Review of The Priest of Paraguay, by Hugh O'Shaughnessy and Edgar Venerando Ruiz

The Priest of Paraguay Paraguay is the latest country in South America to shake off some of the constraints imposed by international capitalism. It follows in the wake of Brazil, Venezuela, Ecuador and Bolivia. Hugh O'Shaughnessy, an observer of Latin America for many years (he was a confrère of Salvador Allende) and Edgar Venerando Ruiz Diaz, a journalist in Paraguay, take up the story in The Priest of Paraguay.

In a sense their description of what has gone on this landlocked country outdoes any Graham Greene parody, except of course it is all true. Alfredo Stroessner, the former dictator, holds cabinet meetings in a brothel and turns a blind eye to former Nazis, ministers of all stripes rip off millions of dollars as they build two hydroelectric dams, an unfortunate Chilean critic is locked up for five years in conditions that make you shudder just to read about them. Stroessner is finally toppled after 35 years in 1989 following a shoot-out with a general, who then takes over, while El Excelentísimo is allowed to flee and lives out the rest of his life in Brazil, dying in 2006 at the age of 93.

The Latinobarometro, a social science group in Santiago, Chile, carries out a survey of attitudes each year, interviewing thousands of people in every country in Latin America except Cuba. The results are a mine of data, often deeply embarrassing for the advocates of the "market-knows-best" solutions. Paraguay comes bottom on all counts. Corruption, violence, employment, democracy. It's the pits. It is a case study of what happens when a white Spanish-speaking planter class, backed to the hilt for decades by the major imperialist power (you guessed) has its foot firmly on the neck of the indigena, the Guarani-speaking peasants. Now, thank God, at long last, things are changing. Hallelujah. The people of Paraguay have elected, been allowed to elect, Fernando Lugo, a former Roman Catholic bishop, a "moderate social democrat".

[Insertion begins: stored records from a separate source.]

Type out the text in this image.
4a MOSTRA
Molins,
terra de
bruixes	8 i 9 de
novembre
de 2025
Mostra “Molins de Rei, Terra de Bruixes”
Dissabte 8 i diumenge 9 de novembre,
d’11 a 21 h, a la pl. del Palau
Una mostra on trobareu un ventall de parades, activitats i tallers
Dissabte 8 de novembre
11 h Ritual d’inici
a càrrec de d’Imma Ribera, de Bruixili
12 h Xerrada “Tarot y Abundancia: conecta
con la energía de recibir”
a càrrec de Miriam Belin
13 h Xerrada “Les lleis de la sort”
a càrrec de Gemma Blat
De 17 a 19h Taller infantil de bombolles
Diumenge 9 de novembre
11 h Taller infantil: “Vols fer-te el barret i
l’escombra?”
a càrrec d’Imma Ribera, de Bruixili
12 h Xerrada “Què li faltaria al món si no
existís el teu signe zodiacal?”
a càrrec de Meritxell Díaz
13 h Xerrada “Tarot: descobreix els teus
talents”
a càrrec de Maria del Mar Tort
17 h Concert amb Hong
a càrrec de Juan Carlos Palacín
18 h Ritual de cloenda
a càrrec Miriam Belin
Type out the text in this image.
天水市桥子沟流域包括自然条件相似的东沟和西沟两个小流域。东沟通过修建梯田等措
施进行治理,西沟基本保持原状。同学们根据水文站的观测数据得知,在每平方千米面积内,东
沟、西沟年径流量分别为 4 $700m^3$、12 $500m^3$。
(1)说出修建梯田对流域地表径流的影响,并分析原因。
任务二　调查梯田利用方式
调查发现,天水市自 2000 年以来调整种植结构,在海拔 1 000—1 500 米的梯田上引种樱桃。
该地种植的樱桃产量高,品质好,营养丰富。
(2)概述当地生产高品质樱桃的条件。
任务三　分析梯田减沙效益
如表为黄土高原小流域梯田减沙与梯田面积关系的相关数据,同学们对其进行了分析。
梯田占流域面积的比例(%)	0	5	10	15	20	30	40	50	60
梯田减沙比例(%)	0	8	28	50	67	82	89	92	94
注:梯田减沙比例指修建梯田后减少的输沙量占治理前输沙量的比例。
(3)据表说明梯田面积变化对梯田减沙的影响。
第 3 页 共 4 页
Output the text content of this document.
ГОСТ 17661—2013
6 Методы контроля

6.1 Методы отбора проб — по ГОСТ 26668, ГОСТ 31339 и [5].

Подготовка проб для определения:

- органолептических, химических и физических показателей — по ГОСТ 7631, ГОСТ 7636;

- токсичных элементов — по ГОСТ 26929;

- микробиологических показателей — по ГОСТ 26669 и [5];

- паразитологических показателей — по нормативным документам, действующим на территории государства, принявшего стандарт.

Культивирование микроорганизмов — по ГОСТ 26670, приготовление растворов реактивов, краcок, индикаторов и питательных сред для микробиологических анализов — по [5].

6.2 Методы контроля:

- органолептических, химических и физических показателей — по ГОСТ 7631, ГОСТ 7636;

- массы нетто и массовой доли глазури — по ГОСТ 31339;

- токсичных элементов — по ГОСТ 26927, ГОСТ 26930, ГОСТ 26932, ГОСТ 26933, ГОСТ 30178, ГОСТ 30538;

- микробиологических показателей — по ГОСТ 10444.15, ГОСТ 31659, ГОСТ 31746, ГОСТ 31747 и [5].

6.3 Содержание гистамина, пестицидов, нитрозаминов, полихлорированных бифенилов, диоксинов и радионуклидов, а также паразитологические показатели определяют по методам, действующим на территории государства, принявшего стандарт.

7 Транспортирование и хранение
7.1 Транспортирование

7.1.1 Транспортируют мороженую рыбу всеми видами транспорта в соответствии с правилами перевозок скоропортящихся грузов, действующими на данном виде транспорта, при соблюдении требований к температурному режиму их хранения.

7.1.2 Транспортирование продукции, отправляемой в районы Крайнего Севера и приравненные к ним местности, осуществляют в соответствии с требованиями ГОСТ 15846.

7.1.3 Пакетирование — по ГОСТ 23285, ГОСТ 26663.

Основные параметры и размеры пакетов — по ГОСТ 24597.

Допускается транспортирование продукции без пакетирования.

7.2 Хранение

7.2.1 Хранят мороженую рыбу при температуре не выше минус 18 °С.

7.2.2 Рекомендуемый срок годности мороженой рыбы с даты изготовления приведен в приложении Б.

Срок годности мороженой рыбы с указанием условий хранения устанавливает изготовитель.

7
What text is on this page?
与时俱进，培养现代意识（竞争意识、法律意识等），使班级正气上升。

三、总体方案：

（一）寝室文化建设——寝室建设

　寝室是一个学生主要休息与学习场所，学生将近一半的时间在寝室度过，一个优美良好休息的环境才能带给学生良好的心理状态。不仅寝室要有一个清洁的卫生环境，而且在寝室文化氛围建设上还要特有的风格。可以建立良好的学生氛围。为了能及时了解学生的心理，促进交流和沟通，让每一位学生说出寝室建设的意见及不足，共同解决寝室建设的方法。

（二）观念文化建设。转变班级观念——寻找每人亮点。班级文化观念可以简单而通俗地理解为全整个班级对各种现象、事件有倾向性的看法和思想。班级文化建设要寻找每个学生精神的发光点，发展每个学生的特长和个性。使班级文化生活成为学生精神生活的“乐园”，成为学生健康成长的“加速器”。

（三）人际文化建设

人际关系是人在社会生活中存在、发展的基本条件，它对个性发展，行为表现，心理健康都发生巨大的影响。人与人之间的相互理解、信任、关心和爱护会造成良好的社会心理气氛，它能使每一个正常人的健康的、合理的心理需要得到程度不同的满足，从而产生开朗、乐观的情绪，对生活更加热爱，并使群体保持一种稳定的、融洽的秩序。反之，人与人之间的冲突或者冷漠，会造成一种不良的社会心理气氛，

The Priest of Paraguay is very much a snapshot of a "work in progress", in fact a work that has barely begun. It is good on the role of liberation theology and the Catholic church: the Jesuits, inspired by Pedro Las Casas, the celebrated defender of the indigenous populations in the 16th century, and today a grouping called the Verbistas, showing clearly how Lugo is standing on the shoulders of other Catholics who have gone before. It also makes clear the limited ambitions of this progressively-minded politician, who was in fact only elected because the ruling Colorado party was almost totally discredited. The book could be better: it could have provided a more grounded statistical base and the quality of the photographs is below par. But if you want to know about what's going on in this obscure South America state you'll want to read it.